Si le milieu envoyé au bassin
d’épuration contient des spirulines, cela n’a pas d’importance : on pourra
récupérer la couche flottante. Cela peut même être un moyen complémentaire pour
réduire le pourcentage de spirulines droites ou de chlorelles.
Mais il y a mieux que la simple
décantation : la filtration sur filtre à sable (par exemple de piscine ou
d'irrigation au goutte-à-goutte).
Et il y a encore mieux : le milieu
décanté ou filtré sur sable peut être soumis à une oxydation biologique par
bullage d'air (aucun ensemencement en bactéries spéciales n'est nécessaire, les
bactéries ambiantes naturelles suffisent), suivi d'une nouvelle décantation ou
filtration pour éliminer les résidus de boues actives.

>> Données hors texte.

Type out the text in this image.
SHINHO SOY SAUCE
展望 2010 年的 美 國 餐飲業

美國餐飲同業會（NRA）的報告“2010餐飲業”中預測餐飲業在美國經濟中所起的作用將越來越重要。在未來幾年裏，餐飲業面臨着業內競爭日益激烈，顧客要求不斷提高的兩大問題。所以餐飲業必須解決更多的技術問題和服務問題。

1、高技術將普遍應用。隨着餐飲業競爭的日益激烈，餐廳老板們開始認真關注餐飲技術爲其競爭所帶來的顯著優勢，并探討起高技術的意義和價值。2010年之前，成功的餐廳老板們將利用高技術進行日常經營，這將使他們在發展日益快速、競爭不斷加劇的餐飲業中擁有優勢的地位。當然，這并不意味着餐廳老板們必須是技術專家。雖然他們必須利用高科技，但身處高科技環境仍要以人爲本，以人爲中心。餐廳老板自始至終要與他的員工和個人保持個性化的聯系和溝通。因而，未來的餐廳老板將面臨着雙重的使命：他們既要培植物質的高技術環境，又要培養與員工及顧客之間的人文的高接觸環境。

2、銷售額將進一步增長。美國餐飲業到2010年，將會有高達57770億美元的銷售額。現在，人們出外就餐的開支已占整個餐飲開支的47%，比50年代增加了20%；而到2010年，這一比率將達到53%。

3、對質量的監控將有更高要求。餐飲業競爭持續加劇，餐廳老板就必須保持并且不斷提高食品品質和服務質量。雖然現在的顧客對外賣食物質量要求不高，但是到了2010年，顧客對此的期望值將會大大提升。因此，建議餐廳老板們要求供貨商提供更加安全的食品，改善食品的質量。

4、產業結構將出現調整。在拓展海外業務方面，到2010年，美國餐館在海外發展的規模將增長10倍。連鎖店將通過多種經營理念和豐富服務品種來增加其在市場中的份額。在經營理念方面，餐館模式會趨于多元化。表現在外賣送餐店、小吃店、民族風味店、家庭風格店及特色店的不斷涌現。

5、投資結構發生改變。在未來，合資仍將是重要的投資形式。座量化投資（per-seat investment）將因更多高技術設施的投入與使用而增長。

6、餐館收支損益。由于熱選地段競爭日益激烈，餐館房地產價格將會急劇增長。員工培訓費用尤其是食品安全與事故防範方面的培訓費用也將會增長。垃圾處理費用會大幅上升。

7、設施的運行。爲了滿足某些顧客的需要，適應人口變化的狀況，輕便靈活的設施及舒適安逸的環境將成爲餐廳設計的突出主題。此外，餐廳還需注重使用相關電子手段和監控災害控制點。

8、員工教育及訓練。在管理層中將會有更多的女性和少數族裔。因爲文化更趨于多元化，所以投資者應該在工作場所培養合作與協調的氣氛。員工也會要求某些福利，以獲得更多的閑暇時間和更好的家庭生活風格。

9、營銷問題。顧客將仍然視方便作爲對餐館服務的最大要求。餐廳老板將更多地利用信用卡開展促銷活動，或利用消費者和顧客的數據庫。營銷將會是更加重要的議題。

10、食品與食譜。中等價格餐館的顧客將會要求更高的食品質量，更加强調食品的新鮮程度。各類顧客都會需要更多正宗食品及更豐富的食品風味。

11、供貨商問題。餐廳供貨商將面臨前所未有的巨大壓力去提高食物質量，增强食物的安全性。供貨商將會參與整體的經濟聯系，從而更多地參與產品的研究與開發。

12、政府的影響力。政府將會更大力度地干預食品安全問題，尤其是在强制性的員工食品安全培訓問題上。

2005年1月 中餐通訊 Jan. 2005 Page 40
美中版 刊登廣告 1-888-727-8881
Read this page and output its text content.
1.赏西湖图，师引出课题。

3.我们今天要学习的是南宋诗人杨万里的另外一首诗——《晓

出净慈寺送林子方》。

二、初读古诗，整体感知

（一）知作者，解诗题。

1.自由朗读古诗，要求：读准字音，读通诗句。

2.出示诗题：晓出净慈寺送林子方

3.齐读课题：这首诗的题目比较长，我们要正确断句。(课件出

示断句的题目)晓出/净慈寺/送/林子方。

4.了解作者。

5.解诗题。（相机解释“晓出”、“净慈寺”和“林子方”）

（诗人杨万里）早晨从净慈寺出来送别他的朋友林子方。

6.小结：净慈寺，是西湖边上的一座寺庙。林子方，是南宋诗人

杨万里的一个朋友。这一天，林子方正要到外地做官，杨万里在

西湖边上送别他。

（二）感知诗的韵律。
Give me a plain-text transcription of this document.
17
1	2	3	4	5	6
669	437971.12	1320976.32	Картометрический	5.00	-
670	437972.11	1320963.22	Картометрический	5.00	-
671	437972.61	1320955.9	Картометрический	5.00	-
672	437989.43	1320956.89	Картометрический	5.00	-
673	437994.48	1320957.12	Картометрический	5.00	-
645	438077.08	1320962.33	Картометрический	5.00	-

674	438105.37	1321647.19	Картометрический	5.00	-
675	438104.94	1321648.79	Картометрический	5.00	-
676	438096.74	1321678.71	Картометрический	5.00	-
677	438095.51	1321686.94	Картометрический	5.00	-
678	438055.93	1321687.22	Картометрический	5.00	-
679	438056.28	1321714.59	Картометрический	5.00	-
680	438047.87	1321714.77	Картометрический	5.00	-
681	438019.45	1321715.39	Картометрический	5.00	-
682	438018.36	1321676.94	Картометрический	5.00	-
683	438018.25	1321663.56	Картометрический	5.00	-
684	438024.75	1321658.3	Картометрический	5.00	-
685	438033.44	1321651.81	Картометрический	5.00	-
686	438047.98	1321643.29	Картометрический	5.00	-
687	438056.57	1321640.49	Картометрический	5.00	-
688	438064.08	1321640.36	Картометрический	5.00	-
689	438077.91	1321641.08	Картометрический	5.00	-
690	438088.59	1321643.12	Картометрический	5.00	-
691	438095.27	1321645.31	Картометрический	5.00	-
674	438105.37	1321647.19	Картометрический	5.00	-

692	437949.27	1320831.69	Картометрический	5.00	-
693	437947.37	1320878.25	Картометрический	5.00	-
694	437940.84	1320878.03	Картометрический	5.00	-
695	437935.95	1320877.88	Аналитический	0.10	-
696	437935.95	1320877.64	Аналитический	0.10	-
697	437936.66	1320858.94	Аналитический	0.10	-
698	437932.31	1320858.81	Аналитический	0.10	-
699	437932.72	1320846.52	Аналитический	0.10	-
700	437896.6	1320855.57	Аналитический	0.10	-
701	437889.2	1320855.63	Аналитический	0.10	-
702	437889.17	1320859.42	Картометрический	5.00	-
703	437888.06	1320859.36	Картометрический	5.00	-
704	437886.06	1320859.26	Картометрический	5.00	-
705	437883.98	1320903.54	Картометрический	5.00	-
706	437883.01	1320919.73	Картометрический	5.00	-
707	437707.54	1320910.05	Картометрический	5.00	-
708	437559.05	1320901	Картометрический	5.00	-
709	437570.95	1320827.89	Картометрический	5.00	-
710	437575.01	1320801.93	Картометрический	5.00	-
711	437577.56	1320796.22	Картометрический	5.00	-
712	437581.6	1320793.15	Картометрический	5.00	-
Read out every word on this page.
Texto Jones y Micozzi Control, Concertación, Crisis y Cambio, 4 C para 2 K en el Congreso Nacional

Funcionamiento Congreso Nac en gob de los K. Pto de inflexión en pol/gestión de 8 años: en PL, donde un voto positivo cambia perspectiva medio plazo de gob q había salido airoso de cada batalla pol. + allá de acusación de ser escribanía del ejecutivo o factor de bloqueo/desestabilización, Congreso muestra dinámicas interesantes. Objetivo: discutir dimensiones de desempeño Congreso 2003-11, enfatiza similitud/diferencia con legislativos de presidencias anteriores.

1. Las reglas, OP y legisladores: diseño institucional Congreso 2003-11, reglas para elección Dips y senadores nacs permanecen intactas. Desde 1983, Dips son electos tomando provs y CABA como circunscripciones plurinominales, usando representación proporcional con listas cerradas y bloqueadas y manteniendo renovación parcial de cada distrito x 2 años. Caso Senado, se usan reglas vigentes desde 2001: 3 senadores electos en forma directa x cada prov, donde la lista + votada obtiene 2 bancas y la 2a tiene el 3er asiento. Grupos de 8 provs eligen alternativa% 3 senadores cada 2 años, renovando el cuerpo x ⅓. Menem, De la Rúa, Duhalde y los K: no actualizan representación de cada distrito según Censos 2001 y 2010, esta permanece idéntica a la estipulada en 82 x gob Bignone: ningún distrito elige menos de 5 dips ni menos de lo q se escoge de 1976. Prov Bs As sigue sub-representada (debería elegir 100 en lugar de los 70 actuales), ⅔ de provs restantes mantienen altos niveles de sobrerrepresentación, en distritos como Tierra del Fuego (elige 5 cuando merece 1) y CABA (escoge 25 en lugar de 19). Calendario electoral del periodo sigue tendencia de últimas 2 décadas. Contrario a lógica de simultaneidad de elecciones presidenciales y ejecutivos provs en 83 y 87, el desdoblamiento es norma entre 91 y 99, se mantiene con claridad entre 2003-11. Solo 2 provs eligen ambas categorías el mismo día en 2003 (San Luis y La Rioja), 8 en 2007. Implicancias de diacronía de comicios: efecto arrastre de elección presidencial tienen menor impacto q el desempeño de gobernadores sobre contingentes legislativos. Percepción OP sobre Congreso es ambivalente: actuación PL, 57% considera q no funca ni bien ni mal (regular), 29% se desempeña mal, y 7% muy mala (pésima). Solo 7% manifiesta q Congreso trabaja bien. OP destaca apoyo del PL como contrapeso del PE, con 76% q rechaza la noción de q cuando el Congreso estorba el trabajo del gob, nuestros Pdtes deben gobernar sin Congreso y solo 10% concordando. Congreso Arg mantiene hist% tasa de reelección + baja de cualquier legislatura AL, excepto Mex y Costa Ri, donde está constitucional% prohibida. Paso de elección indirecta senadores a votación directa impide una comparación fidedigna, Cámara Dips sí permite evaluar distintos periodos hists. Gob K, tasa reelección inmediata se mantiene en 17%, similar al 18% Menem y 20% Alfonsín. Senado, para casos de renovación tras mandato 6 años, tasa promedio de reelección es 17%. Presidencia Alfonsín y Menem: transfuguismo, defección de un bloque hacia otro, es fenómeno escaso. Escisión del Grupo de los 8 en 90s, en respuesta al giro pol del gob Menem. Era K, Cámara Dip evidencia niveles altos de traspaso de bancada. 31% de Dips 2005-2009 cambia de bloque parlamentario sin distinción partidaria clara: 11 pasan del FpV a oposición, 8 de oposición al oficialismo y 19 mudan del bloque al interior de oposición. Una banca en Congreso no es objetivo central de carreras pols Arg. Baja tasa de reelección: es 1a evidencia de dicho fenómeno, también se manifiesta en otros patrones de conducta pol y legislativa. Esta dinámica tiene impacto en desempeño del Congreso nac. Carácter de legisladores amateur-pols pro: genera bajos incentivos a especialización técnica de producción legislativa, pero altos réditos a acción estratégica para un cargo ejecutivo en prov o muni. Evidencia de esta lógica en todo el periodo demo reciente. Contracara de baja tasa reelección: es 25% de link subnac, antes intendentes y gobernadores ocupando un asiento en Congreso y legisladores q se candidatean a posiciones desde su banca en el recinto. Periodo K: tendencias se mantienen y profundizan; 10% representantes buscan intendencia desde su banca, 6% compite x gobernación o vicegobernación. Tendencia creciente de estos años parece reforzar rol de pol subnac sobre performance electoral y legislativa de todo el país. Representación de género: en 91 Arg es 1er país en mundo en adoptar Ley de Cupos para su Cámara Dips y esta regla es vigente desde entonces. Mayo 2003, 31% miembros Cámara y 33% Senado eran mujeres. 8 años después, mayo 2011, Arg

Par ces moyens on arrive à réduire la charge organique (DCO ou
DBO) et la coloration du milieu épuré suffisamment pour que son recyclage
permette de ne jamais avoir besoin de renouveler le milieu de culture, comme
cela se pratique dans la ferme de spiruline de BIORIGIN en Equateur (voir publication
au Colloque des Embiez 2004).
Signalons une possibilité d'épuration
chimique rapide et simple du milieu de culture usé : l'ajout d'eau de Javel
(environ 5 % d'eau de Javel à 2,6 % de chlore actif) stérilise et épure
totalement le milieu en 24 heures, mais nécessite la neutralisation du chlore
actif excédentaire par ajout de thiosulfate de sodium (Na2S2O3, 5 H2O) à raison
de 5 g/litre avant recyclage. Cependant cette méthode n'a pas été validée du
point de vue risque de formation de chloramines ou autres produits
éventuellement cancérigènes et ne peut encore être recommandée. De même
l'oxydation chimique par l'ozone ou l'eau oxygénée ne peut être recommandée
tant qu'on n'aura pas vérifié qu'elle n'induit pas l'apparition de composés
potentiellement dangereux pour le consommateur.
L'épuration par oxydation de la charge
organique réduit le pH du milieu de culture, facilement de 0,2 unité, ou même
plus pour un milieu initialement fortement chargé en DBO.